15:09 - 15:38 waiting for any of 3 buses which run towards the centre. Each runs once ia quarter, none came.

15:38 - boarded a packed 517. Up to the junction of ul. Kopinska and ul. Grojecka the driver put his foot down

15:50 - the bus got stuck in a traffic jam on ul. Grojecka, I was an idiot not to change it to a tram

16:10 - got off on Pl. Zawiszy, trams were packed to the limits so I covered the distance between Pl. Zawiszy and Al. Niepodlegosci on foot.

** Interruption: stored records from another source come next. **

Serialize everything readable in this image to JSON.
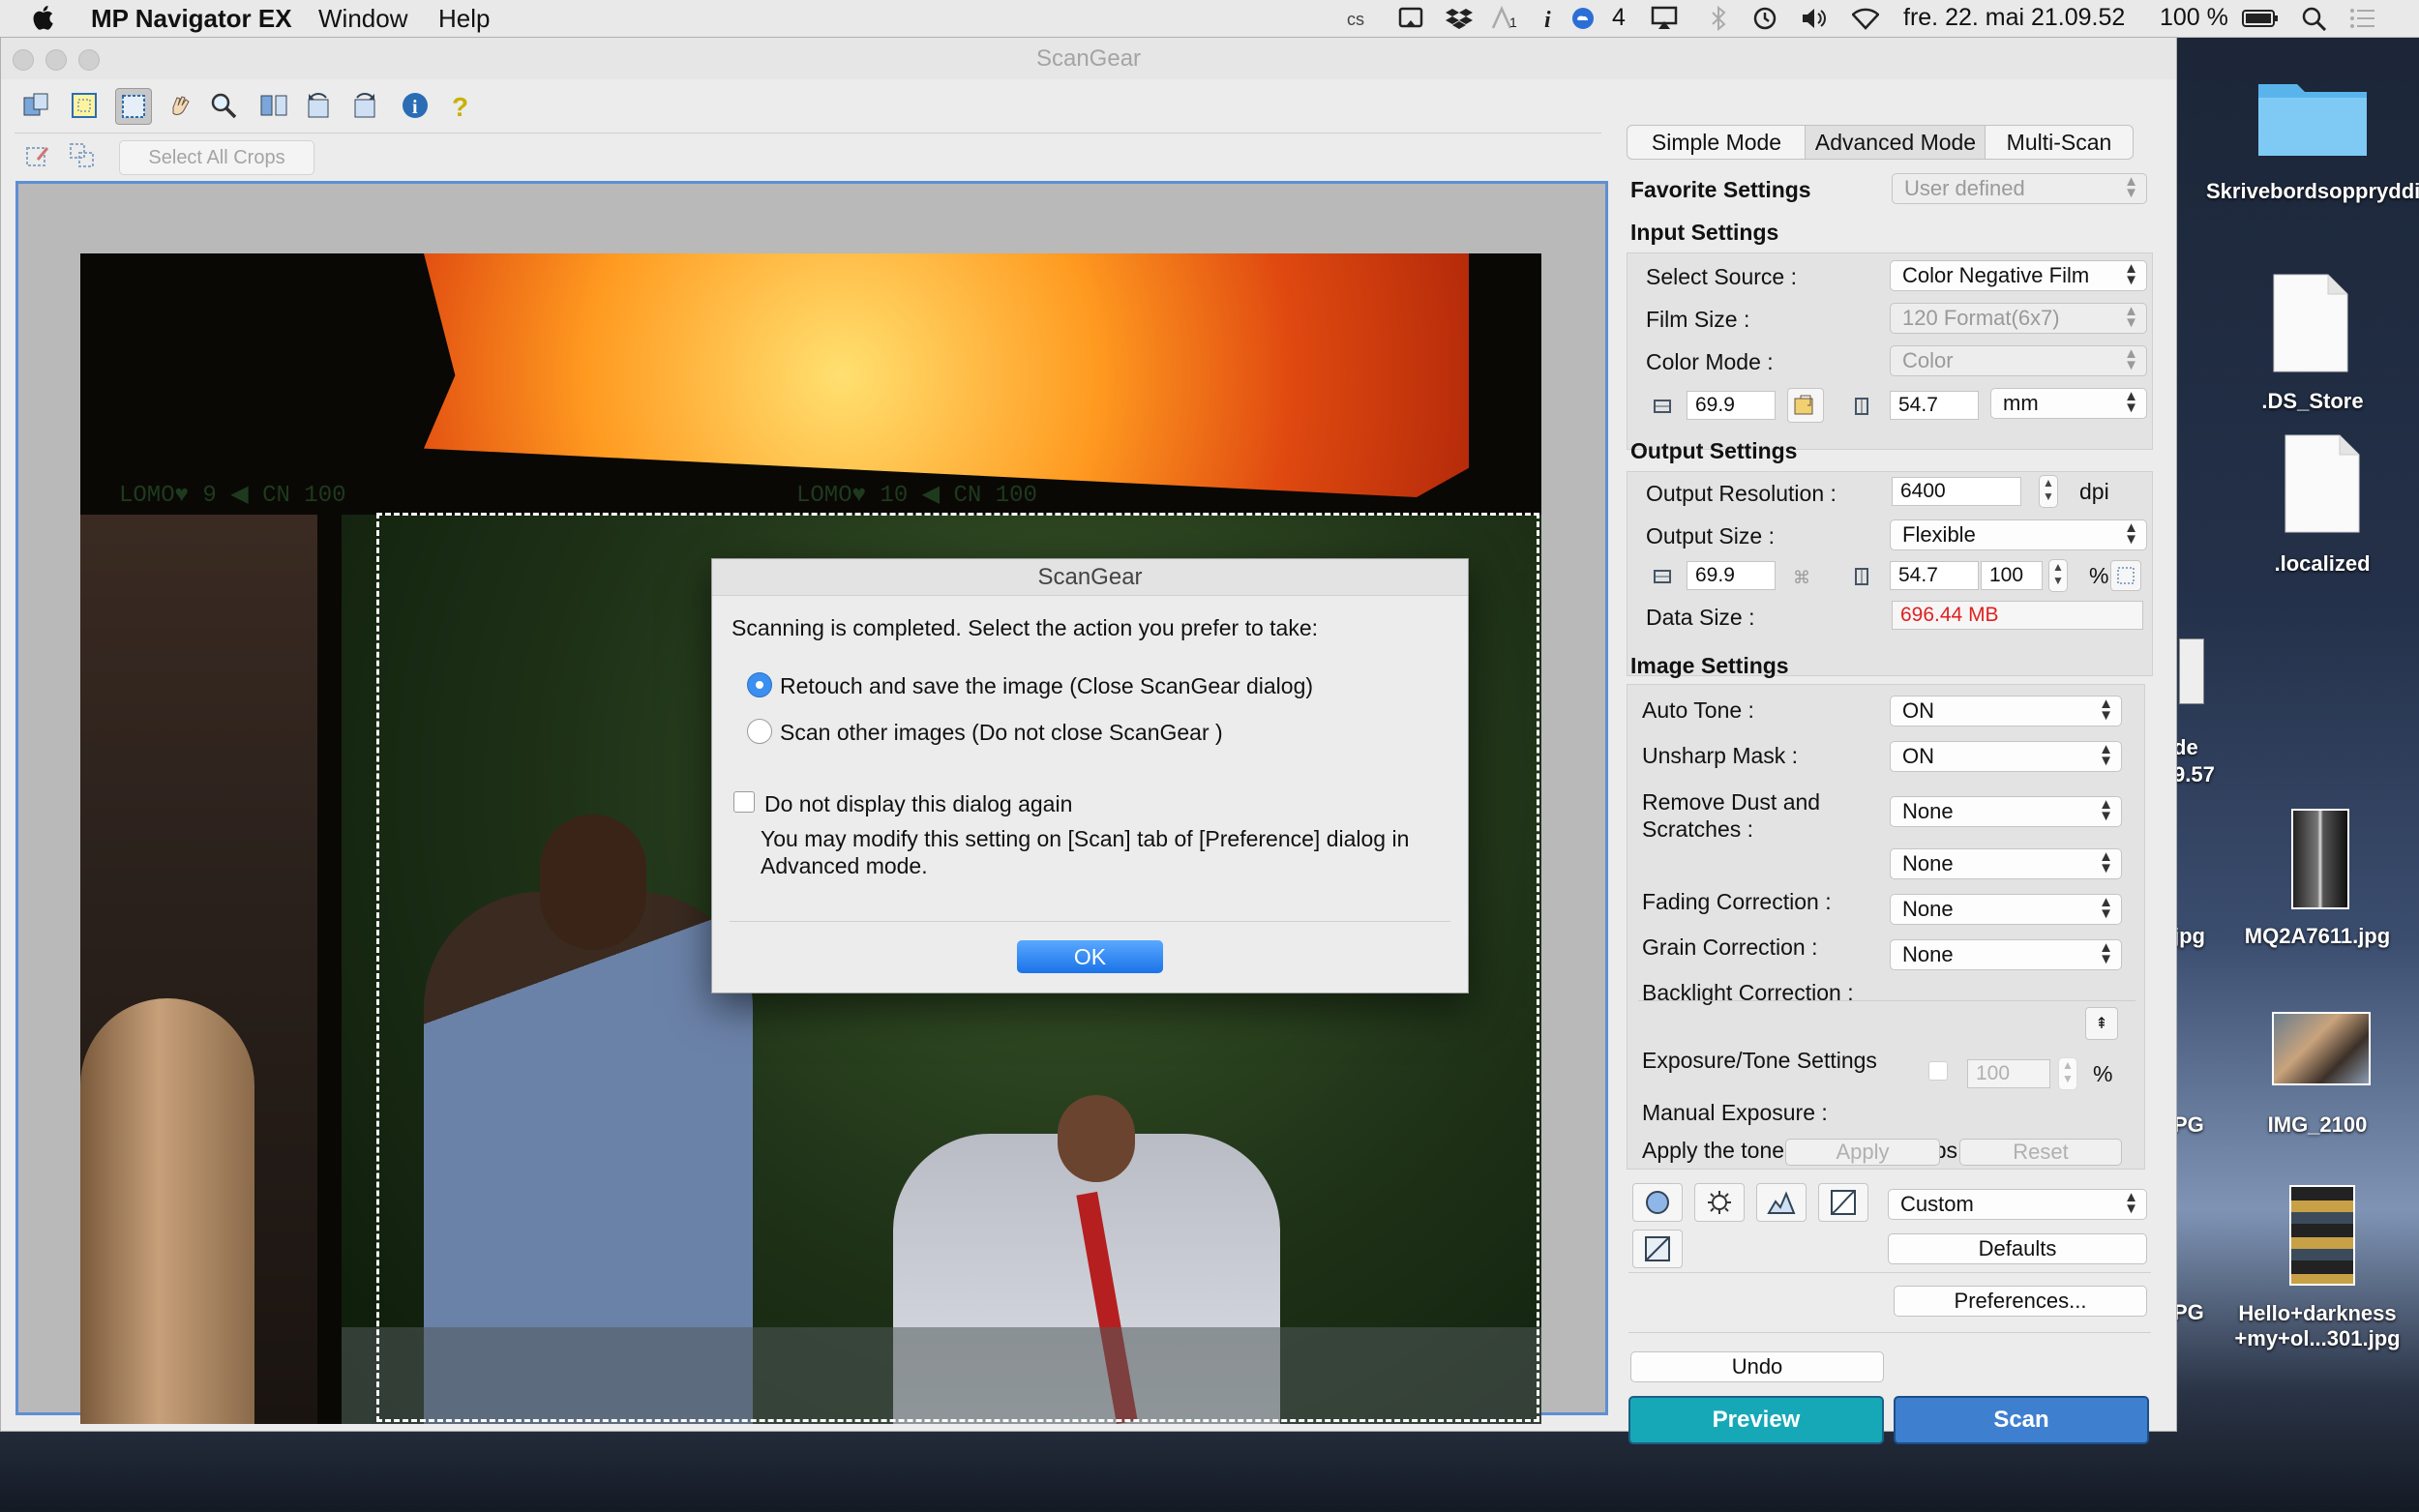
{
  "menubar": {
    "app_name": "MP Navigator EX",
    "menu_window": "Window",
    "menu_help": "Help",
    "cc_badge": "4",
    "date_time": "fre. 22. mai  21.09.52",
    "battery": "100 %"
  },
  "window": {
    "title": "ScanGear"
  },
  "toolbar": {
    "select_all_crops": "Select All Crops"
  },
  "film_edge_text": {
    "left": "LOMO♥    9   ◀  CN 100",
    "right": "LOMO♥  10   ◀  CN 100"
  },
  "modes": {
    "simple": "Simple Mode",
    "advanced": "Advanced Mode",
    "multi": "Multi-Scan"
  },
  "favorite": {
    "label": "Favorite Settings",
    "value": "User defined"
  },
  "input_settings": {
    "heading": "Input Settings",
    "select_source_label": "Select Source :",
    "select_source_value": "Color Negative Film",
    "film_size_label": "Film Size :",
    "film_size_value": "120 Format(6x7)",
    "color_mode_label": "Color Mode :",
    "color_mode_value": "Color",
    "width": "69.9",
    "height": "54.7",
    "unit": "mm"
  },
  "output_settings": {
    "heading": "Output Settings",
    "resolution_label": "Output Resolution :",
    "resolution_value": "6400",
    "resolution_unit": "dpi",
    "size_label": "Output Size :",
    "size_value": "Flexible",
    "width": "69.9",
    "height": "54.7",
    "scale": "100",
    "scale_unit": "%",
    "data_size_label": "Data Size :",
    "data_size_value": "696.44 MB"
  },
  "image_settings": {
    "heading": "Image Settings",
    "auto_tone_label": "Auto Tone :",
    "auto_tone_value": "ON",
    "unsharp_label": "Unsharp Mask :",
    "unsharp_value": "ON",
    "dust_label": "Remove Dust and Scratches :",
    "dust_value": "None",
    "fading_label": "Fading Correction :",
    "fading_value": "None",
    "grain_label": "Grain Correction :",
    "grain_value": "None",
    "backlight_label": "Backlight Correction :",
    "backlight_value": "None",
    "exposure_heading": "Exposure/Tone Settings",
    "manual_exposure_label": "Manual Exposure :",
    "manual_exposure_value": "100",
    "manual_exposure_unit": "%",
    "apply_tone_label": "Apply the tone value to all crops :",
    "apply_btn": "Apply",
    "reset_btn": "Reset"
  },
  "adjust": {
    "preset": "Custom",
    "defaults_btn": "Defaults",
    "preferences_btn": "Preferences..."
  },
  "actions": {
    "undo": "Undo",
    "preview": "Preview",
    "scan": "Scan",
    "preview_color": "#17a8b8",
    "scan_color": "#3f7fd0"
  },
  "dialog": {
    "title": "ScanGear",
    "message": "Scanning is completed. Select the action you prefer to take:",
    "option1": "Retouch and save the image (Close ScanGear dialog)",
    "option2": "Scan other images (Do not close ScanGear )",
    "checkbox": "Do not display this dialog again",
    "note_line1": "You may modify this setting on [Scan] tab of  [Preference] dialog in",
    "note_line2": "Advanced mode.",
    "ok": "OK"
  },
  "desktop": {
    "folder": "Skrivebordsopprydding",
    "file1": ".DS_Store",
    "file2": ".localized",
    "img1": "MQ2A7611.jpg",
    "img2": "IMG_2100",
    "img3": "Hello+darkness +my+ol...301.jpg",
    "partial1": "de",
    "partial2": "9.57",
    "partial3": "jpg",
    "partial4": "PG",
    "partial5": "PG"
  }
}
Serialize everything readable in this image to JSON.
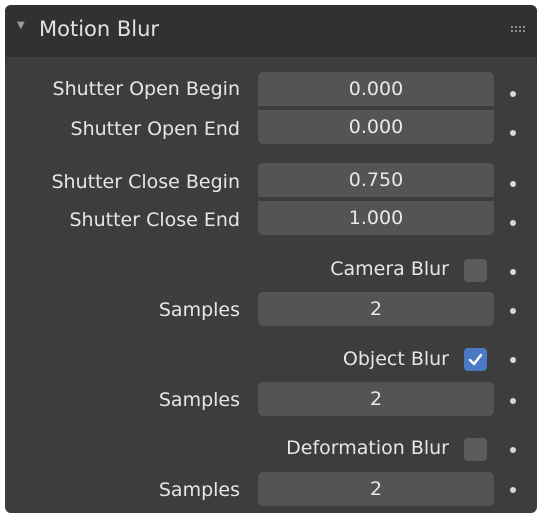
{
  "panel": {
    "title": "Motion Blur",
    "collapse_icon": "triangle-down-icon",
    "grip_icon": "drag-grip-icon"
  },
  "shutter": {
    "open_begin": {
      "label": "Shutter Open Begin",
      "value": "0.000"
    },
    "open_end": {
      "label": "Shutter Open End",
      "value": "0.000"
    },
    "close_begin": {
      "label": "Shutter Close Begin",
      "value": "0.750"
    },
    "close_end": {
      "label": "Shutter Close End",
      "value": "1.000"
    }
  },
  "camera_blur": {
    "label": "Camera Blur",
    "checked": false,
    "samples_label": "Samples",
    "samples": "2"
  },
  "object_blur": {
    "label": "Object Blur",
    "checked": true,
    "samples_label": "Samples",
    "samples": "2"
  },
  "deformation_blur": {
    "label": "Deformation Blur",
    "checked": false,
    "samples_label": "Samples",
    "samples": "2"
  },
  "colors": {
    "panel_bg": "#3d3d3d",
    "header_bg": "#313131",
    "field_bg": "#545454",
    "checkbox_on": "#4b79c4",
    "checkbox_off": "#5b5b5b"
  }
}
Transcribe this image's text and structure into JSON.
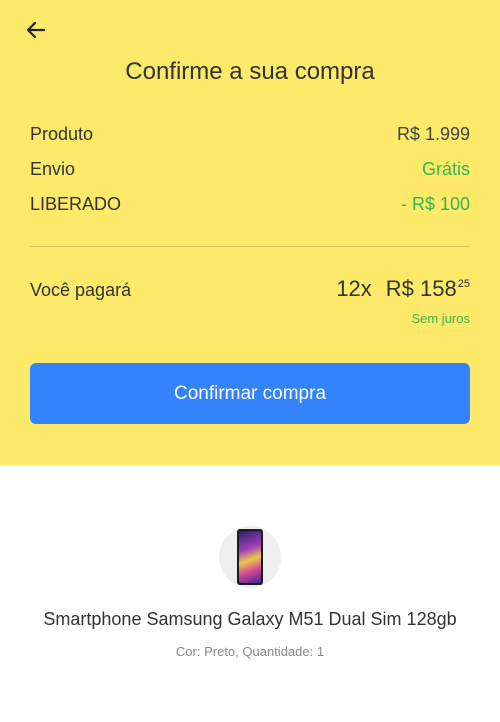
{
  "header": {
    "title": "Confirme a sua compra",
    "back_icon": "arrow-left-icon"
  },
  "summary": {
    "product_label": "Produto",
    "product_value": "R$ 1.999",
    "shipping_label": "Envio",
    "shipping_value": "Grátis",
    "discount_label": "LIBERADO",
    "discount_value": "- R$ 100"
  },
  "payment": {
    "label": "Você pagará",
    "installments": "12x",
    "amount": "R$ 158",
    "cents": "25",
    "interest_note": "Sem juros"
  },
  "actions": {
    "confirm_label": "Confirmar compra"
  },
  "product": {
    "name": "Smartphone Samsung Galaxy M51 Dual Sim  128gb",
    "meta": "Cor: Preto, Quantidade: 1"
  },
  "colors": {
    "panel_bg": "#fde96a",
    "accent_blue": "#3483fa",
    "success_green": "#39b54a"
  }
}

16:24 - got into a tram next to Dworzec Centralny

16:35 - changed the tram into underground train on Pole Mokotowskie

16:45 - jumped into departing 709 bus

17:20 - got out of the accursed vehicle in Mysiadło

17:33 - back home.

That made two hours twenty eight minutes for a door-to-door journey. The distance (not along the route I covered) is around 18 kilometres). Average speed - 7 kilometres per hour. Around one hour by bike, the same time on foot...

2. The useless...

If you use cash machines of Pocoś K***a Oszczędzał?, does it mean you have an account in that bank? You've been ranting about badly-run state companies and now what comes out? I can't agree with the ones who gripe about Polish banks being bought up by foreign capital. At least the quality of services is higher and prices are lower than at PKO BP.

Back to the core topic, I'd take 190 PLN. That's my trick for outwitting malicious cash machines. I hardly ever use them. Credit card is what I use for payments - the most convenient cause I don't have to care about liquidity on my current account, I just I pay it off at the end of each month.

My first bank (Citi Handlowy) has recently introduced a pay-pass debit card but I'm somehow not convinced to this new invention. Plus in small shops, in vending machines and in many other points loose change is and will be indispensable.

And 200 PLN note - use it in Auchan or just go to any bank branch and ask to change it.